We’ll follow the 5-step procedure:

  • Scenario
  • Numbers
  • API and Database
  • Performance
  • Evolve

1. Scenario

Functional requirement

  1. tweets
    1. create
    2. delete
  2. timeline/feeds
    1. home timeline
    2. user self timeline
  3. follow
  4. like
  5. search

Non-Functional requirement

The C-A-P theory:

  1. Consistency: eventual, no need strong consistency.

  2. Availability:

    1. always available
    2. no gurantee of most updated data
    3. scaclable, low-latency
  3. Partition tolerance

    1. continue to operate despite an arbitrary number of messaged being lost.

2. Numbers

User:

  1. DAU = 200M
  2. New tweets = 100M per day
  3. Each timeline page = 20 tweets
  4. Tweet size = 280 bytes, with another 30 bytes of metadata
    1. photo size: 500KB; 20% of tweets have photo
    2. video size = 5MB; 10% of tweets have video, among them 30% will be watched

Data:

  1. Write size:

    1. Text
      • 100M * 300Bytes = 30GB
    2. Images
      • 20M * 500KB = 10,000GB
    3. Video
      • 10M * 5MB = 50,000,GB
    4. Total = 60TB of new data every day.
    5. That is 2PB per month.
  2. Bandwidth:

    1. Average user: 5 home visit + 3 profile visit, with each page having 20 tweets
    2. That is 200M * 8visits * 20 = 32 billion tweets/day
    3. Text: 100MB/s
    4. Images: 30GB/s
    5. Video: 50GB/s

why do we need this?

3. API and Database

API design

  1. postTweet(token, string)
  2. deleteTweet(token, id)
  3. likeOrDislike(token, id, bool likeOrDislike)
  4. readHomeTimeline(token, int pageSize, string paginationToken)
  5. readUserTimeline(token, int pageSize, string paginationToken)

Application server

Fan-out on write

Also called “push mode”.

For 99% users, when they post a new tweet, write to all their follower’s timeline on cache.

Fan-in on read

Also called “pull”.

This is only efficient for IOLs with >10,000 followers.

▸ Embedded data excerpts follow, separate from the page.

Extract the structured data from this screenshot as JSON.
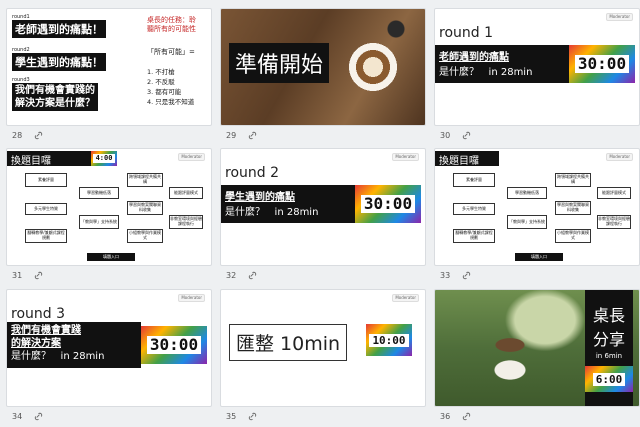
{
  "slides": [
    {
      "num": "28",
      "r1": "round1",
      "q1": "老師遇到的痛點！",
      "r2": "round2",
      "q2": "學生遇到的痛點！",
      "r3": "round3",
      "q3a": "我們有機會實踐的",
      "q3b": "解決方案是什麼？",
      "task_title": "桌長的任務：聆",
      "task_title2": "聽所有的可能性",
      "quote": "「所有可能」=",
      "items": [
        "1. 不打槍",
        "2. 不反駁",
        "3. 都有可能",
        "4. 只是我不知道"
      ]
    },
    {
      "num": "29",
      "title": "準備開始"
    },
    {
      "num": "30",
      "round": "round 1",
      "line1": "老師遇到的痛點",
      "line2a": "是什麼？",
      "line2b": "in 28min",
      "timer": "30:00"
    },
    {
      "num": "31",
      "title": "換題目囉",
      "timer": "4:00",
      "boxes": [
        "素養評量",
        "學習動機低落",
        "跨領域課程共備共構",
        "能跟評量模式",
        "多元學生特質",
        "「教與學」支持系統",
        "學習與教案關聯資料收集",
        "非教室環境與經驗課程執行",
        "翻轉教學/兼顧式課程規劃",
        "小組教學與作業模式"
      ],
      "footer": "填題入口"
    },
    {
      "num": "32",
      "round": "round 2",
      "line1": "學生遇到的痛點",
      "line2a": "是什麼？",
      "line2b": "in 28min",
      "timer": "30:00"
    },
    {
      "num": "33",
      "title": "換題目囉",
      "boxes": [
        "素養評量",
        "學習動機低落",
        "跨領域課程共備共構",
        "能跟評量模式",
        "多元學生特質",
        "「教與學」支持系統",
        "學習與教案關聯資料收集",
        "非教室環境與經驗課程執行",
        "翻轉教學/兼顧式課程規劃",
        "小組教學與作業模式"
      ],
      "footer": "填題入口"
    },
    {
      "num": "34",
      "round": "round 3",
      "line1": "我們有機會實踐",
      "line1b": "的解決方案",
      "line2a": "是什麼？",
      "line2b": "in 28min",
      "timer": "30:00"
    },
    {
      "num": "35",
      "title": "匯整 10min",
      "timer": "10:00"
    },
    {
      "num": "36",
      "t1": "桌長",
      "t2": "分享",
      "t3": "in 6min",
      "timer": "6:00"
    }
  ],
  "badge": "Moderator"
}
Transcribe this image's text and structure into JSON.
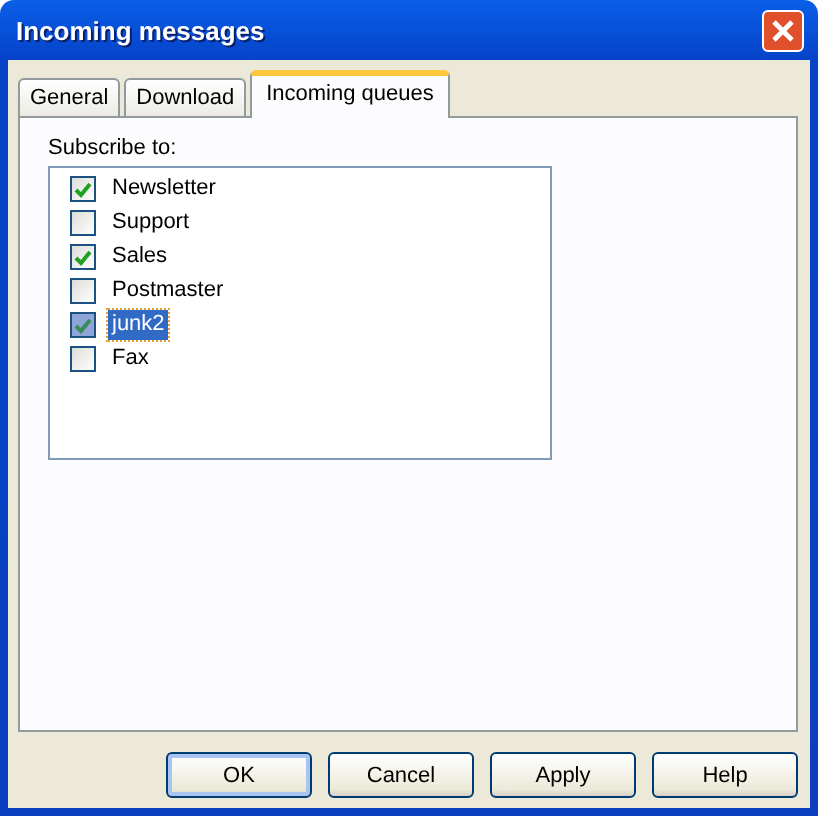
{
  "window": {
    "title": "Incoming messages"
  },
  "tabs": [
    {
      "label": "General",
      "selected": false
    },
    {
      "label": "Download",
      "selected": false
    },
    {
      "label": "Incoming queues",
      "selected": true
    }
  ],
  "subscribe_label": "Subscribe to:",
  "queues": [
    {
      "label": "Newsletter",
      "checked": true,
      "selected": false
    },
    {
      "label": "Support",
      "checked": false,
      "selected": false
    },
    {
      "label": "Sales",
      "checked": true,
      "selected": false
    },
    {
      "label": "Postmaster",
      "checked": false,
      "selected": false
    },
    {
      "label": "junk2",
      "checked": true,
      "selected": true
    },
    {
      "label": "Fax",
      "checked": false,
      "selected": false
    }
  ],
  "buttons": [
    {
      "label": "OK",
      "default": true
    },
    {
      "label": "Cancel",
      "default": false
    },
    {
      "label": "Apply",
      "default": false
    },
    {
      "label": "Help",
      "default": false
    }
  ]
}
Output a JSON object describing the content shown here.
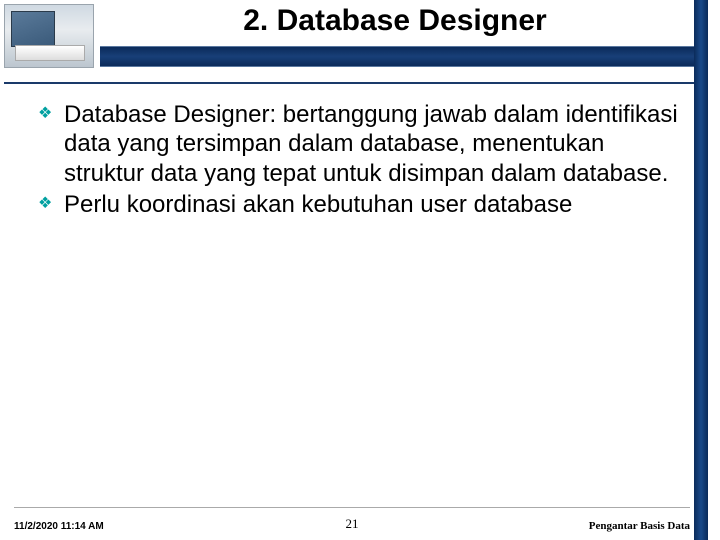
{
  "header": {
    "title": "2. Database Designer"
  },
  "bullets": [
    "Database Designer: bertanggung jawab dalam identifikasi data yang tersimpan dalam database, menentukan struktur data yang tepat untuk disimpan dalam database.",
    "Perlu koordinasi akan kebutuhan user database"
  ],
  "footer": {
    "timestamp": "11/2/2020 11:14 AM",
    "page": "21",
    "course": "Pengantar Basis Data"
  }
}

eg. Tylor Swift, Elon Must etc. Only fetch their tweets when user reads.

Database

  1. User table
    1. id
    2. name
    3. email
    4. isHot: boolean
  2. Tweet table
    1. id
    2. creationTime
    3. content: varchar(140)
  3. Follower table
    1. userID1: integer
    2. userID2: integer

4. Performance

Scalability

General Steps:

  1. Identify bottleneck
  2. Find solutions
    1. data sharding
    2. load balancing
    3. data caching

Sharding

  1. by creation time
    1. Pros: na.
    2. Cons: hot/cold shards
  2. by user ID
    1. Pros: simple
    2. Cons:
      1. need to query many shards for a timeline request (follwer and followee on different shards)
      2. Some IOLs may not fit into 1 shard (non-uniform distribution of storage).
      3. also have hot user issue
  3. by hash (tweetId)
    1. Pros: uniform distribution, high availability.
    2. Cons: Need to query all shards.

Caching

More read than write.

Use cache to avoid frequent DB hits.

Timeline service - is just a pre-computed list of tweet IDs, stored in No-sql DB as a (userId, array) K-V pair. This K-V pais is constently updated.

5. Evolve

Follower-followee: try use GraphDB, which is a adjacency list of user relations.